For the small percentage of the public who happened to see this independently made film - the astonishing first few moments would have shocked them out of their seats. Near naked furies rise from a murdered woman's blood and with breaking glass and maniacal laughter show the sordidness of tawdry affairs. Lee Gentry (Claude Rains) is a brilliant but cynical attorney who claims there would be no-one in prison if there were more attorneys like him to defend them. In his private life he is not so brilliant as he is completely besotted with icy but socially prominent Katie (Whitney Bourne) and far above (in his opinion) Carmen Brown (Margo), his current inamorata, who is clingy but passionate and loving.

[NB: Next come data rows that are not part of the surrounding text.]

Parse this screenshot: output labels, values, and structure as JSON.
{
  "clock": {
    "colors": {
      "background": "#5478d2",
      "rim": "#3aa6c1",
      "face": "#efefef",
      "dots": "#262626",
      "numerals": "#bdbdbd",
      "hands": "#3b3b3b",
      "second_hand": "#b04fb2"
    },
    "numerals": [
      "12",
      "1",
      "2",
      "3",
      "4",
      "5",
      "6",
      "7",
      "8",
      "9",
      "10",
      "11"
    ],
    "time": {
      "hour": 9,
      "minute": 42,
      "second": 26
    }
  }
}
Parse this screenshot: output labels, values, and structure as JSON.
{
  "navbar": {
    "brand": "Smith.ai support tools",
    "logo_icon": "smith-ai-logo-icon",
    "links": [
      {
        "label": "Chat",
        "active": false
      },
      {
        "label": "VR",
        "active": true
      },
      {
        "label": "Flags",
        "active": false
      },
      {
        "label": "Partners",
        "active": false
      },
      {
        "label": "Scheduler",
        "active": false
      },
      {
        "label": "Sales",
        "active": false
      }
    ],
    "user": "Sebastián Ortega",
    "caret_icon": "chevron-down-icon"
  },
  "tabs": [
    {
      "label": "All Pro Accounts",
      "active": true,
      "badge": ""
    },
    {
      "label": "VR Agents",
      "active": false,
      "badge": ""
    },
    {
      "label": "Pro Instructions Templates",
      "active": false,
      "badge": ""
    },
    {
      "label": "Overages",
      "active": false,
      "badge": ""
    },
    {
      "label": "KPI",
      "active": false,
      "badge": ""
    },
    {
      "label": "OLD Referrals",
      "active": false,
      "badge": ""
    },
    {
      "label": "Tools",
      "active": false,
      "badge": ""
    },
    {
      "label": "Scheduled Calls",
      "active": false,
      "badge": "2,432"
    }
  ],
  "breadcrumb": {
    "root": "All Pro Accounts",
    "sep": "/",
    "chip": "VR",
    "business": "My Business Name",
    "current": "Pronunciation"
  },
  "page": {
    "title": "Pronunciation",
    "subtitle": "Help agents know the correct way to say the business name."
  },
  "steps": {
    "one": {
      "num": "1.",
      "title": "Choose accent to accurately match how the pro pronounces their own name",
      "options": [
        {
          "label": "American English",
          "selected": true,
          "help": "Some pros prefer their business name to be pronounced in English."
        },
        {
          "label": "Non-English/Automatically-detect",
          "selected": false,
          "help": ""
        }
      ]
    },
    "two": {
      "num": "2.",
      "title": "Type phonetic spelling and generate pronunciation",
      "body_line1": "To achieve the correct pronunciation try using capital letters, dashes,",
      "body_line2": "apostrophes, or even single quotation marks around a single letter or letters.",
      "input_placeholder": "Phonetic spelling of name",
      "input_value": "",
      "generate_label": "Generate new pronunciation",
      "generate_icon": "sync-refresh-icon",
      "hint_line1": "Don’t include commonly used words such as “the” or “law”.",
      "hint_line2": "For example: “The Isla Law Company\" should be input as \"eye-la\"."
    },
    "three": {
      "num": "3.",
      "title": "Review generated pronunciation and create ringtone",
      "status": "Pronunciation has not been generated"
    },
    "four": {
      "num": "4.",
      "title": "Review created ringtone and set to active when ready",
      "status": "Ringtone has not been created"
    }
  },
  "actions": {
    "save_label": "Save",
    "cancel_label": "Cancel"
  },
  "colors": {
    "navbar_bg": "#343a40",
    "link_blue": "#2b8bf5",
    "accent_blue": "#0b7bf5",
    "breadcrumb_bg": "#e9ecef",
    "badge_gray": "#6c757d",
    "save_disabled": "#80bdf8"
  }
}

Lee thinks he knows all the angles involving criminal law which comes in handy when he accidentally kills Carmen - or does he??? Goaded on by his alter ego the all too human Lee, while setting up a certain Mr. White (Stanley Ridges, who was also excellent in "Black Friday" (1940)) to take a fall, accidentally drops a telegram on his way to Carmen's apartment, then bumps into a woman he wishes to avoid in the middle of setting up his alibi.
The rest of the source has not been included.